Al menos eso era lo que creíamos entonces.
Los dos días siguientes fueron de intenso trajín en la casa de la calle Diecisiete. Además de empacar, teníamos que fletar los caballos y dejar la casa en condiciones para una ausencia previsiblemente larga. También debíamos encontrar a alguien que se pasara por allí de vez en cuando, alguien menos destructivo y a ser posible con un mejor dominio del inglés que la señora Leshko. Finalmente el doctor, con Cyrus de intermediario, propuso esta tarea a uno de los celadores del instituto a quien le vendría bien un ingreso extra, y el hombre aceptó. La fortuna nos acompañó, pues cuando le dijimos a la señora Leshko que nos marchábamos y que durante nuestra ausencia prescindiríamos de sus servicios, ella respondió— o eso nos pareció entender— que de todos modos no pensaba seguir trabajando para nosotros. Por lo visto ella y su marido habían decidido probar suerte en el oeste y abrir un restaurante en un pueblo minero de Nevada. El doctor, contento de que le ahorrara el mal trago de despedirla, le entregó dos semanas de paga y una generosa bonificación adicional. Claro que ninguno de nosotros era optimista respecto de sus posibilidades de éxito como cocinera: ni siquiera los mineros podían tener tanta hambre.

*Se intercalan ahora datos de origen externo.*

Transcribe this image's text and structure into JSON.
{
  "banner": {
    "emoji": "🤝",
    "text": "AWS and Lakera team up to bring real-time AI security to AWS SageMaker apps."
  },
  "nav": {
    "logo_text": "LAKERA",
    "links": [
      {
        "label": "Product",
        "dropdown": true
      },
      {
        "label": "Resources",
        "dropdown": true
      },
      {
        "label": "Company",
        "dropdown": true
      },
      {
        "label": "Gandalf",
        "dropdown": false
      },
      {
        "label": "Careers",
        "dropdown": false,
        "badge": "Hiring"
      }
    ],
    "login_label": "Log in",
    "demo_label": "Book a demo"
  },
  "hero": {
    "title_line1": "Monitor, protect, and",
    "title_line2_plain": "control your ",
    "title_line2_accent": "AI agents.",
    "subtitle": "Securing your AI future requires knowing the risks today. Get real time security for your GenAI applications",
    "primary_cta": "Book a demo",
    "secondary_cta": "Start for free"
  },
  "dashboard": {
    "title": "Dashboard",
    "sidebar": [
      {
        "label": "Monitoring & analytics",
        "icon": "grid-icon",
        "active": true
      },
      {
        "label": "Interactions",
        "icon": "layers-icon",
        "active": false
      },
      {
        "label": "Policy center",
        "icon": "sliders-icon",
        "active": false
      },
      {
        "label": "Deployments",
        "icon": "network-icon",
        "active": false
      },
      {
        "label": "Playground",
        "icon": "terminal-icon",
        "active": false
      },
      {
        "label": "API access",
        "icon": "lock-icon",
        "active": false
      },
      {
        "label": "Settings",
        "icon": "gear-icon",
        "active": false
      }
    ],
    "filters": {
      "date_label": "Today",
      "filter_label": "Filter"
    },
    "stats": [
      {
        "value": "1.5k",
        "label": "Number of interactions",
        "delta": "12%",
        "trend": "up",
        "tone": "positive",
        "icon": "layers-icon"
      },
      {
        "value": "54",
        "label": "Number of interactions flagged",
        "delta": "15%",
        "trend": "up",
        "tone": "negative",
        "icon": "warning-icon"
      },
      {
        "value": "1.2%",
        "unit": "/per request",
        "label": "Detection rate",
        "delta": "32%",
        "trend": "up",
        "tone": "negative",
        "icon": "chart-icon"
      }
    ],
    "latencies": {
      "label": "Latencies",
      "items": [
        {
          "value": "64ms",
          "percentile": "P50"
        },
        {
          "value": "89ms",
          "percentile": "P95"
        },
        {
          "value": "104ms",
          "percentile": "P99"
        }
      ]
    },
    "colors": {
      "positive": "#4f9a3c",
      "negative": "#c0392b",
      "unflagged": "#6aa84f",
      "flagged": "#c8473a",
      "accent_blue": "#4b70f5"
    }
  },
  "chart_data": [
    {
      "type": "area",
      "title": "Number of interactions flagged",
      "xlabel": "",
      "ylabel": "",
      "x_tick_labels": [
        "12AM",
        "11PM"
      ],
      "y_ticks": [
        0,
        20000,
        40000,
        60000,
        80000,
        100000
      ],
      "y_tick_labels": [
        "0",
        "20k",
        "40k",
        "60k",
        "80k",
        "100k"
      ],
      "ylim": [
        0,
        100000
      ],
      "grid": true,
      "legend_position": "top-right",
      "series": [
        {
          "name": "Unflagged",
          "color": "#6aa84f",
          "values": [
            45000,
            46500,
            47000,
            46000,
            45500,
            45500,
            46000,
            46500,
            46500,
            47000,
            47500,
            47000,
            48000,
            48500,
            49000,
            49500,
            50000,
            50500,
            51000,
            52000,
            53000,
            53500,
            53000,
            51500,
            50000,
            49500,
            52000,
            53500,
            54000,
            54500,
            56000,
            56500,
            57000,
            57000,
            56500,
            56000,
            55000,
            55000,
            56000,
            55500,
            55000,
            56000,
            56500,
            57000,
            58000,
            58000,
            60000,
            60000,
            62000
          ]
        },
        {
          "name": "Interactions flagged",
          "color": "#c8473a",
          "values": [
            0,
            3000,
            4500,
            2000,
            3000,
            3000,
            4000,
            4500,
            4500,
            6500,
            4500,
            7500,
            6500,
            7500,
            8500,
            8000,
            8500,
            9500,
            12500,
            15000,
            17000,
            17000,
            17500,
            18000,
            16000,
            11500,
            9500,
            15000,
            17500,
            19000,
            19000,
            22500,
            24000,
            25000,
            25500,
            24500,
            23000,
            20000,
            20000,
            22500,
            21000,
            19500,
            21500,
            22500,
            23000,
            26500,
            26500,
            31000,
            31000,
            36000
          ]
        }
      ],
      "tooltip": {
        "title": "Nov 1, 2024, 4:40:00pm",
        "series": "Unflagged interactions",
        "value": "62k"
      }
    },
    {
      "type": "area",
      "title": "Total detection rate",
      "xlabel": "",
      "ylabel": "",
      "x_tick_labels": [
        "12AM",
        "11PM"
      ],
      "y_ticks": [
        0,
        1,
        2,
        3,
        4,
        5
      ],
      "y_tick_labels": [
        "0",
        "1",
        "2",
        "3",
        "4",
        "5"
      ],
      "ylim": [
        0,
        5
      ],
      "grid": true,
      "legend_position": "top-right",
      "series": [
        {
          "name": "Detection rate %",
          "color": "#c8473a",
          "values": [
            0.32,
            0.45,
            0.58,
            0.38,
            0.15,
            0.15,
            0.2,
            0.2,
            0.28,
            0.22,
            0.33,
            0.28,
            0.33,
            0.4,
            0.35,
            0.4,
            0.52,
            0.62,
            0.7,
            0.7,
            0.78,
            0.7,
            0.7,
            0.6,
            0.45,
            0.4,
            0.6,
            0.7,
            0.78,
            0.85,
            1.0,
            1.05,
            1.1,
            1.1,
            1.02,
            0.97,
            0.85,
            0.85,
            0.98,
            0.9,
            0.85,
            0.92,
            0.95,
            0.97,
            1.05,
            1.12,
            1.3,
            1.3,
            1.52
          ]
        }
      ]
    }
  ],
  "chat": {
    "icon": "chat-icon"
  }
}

Quiso la casualidad que el
Mary Powell
hiciera el trayecto por el Hudson el jueves, de modo que reservé dos salones privados. Me pareció una sabia precaución, pues el martes por la noche la lluvia aún no había amainado. Esa tarde el señor Moore y la señorita Howard— que seguían discutiendo encarnizadamente sobre la moralidad de las actividades en Saratoga— se reunieron con nosotros en la casa de la calle Diecisiete para esperar la llegada de los sargentos detectives, que poco antes habían ido a alertar a Libby Hatch de nuestros descubrimientos. Pasamos varias horas de nerviosismo en el salón, aunque Cyrus procuró tranquilizarnos tocando suaves melodías al piano. Pero a pesar de sus esfuerzos, el viento y la lluvia del exterior parecían presagiar una calamidad.
Sin embargo, este temor en particular resultó infundado. A eso de las cinco se presentaron los sargentos detectives, contentos y ligeramente achispados. La visita no podía haber ido mejor: una vez más, la anfitriona del 39 de Bethune Street se había mostrado astuta y seductora y los había invitado a pasar, pero ellos habían permanecido firmes y le habían soltado su discurso en la puerta, bajo la lluvia y el chorro de agua que caía del techo de la casa. De acuerdo con nuestro plan, le habían enumerado todos los puntos importantes, tanto falsos como verdaderos, comenzando por la declaración de que el Departamento de Policía estaba al corriente de sus actividades. Luego habían añadido que sabíamos que tenía un «escondite» en el sótano y que el doctor continuaba trabajando como asesor en el caso. Finalmente le habían dicho que sospechábamos lo que había ocurrido tres años antes en Ballston Spa y que viajaríamos allí para confirmar nuestra hipótesis. Si en el ínterin le ocurría algo a su marido, o si una niña que respondiera a la descripción de Ana Linares aparecía muerta en algún sitio, podía estar segura de que se sentaría en la silla eléctrica en Sing Sing. Aunque hasta el momento en Estados Unidos habían ejecutado a pocas mujeres, le aseguraron que alguien con un historial criminal como el suyo tenía todas las cartas para entrar en ese grupo selecto.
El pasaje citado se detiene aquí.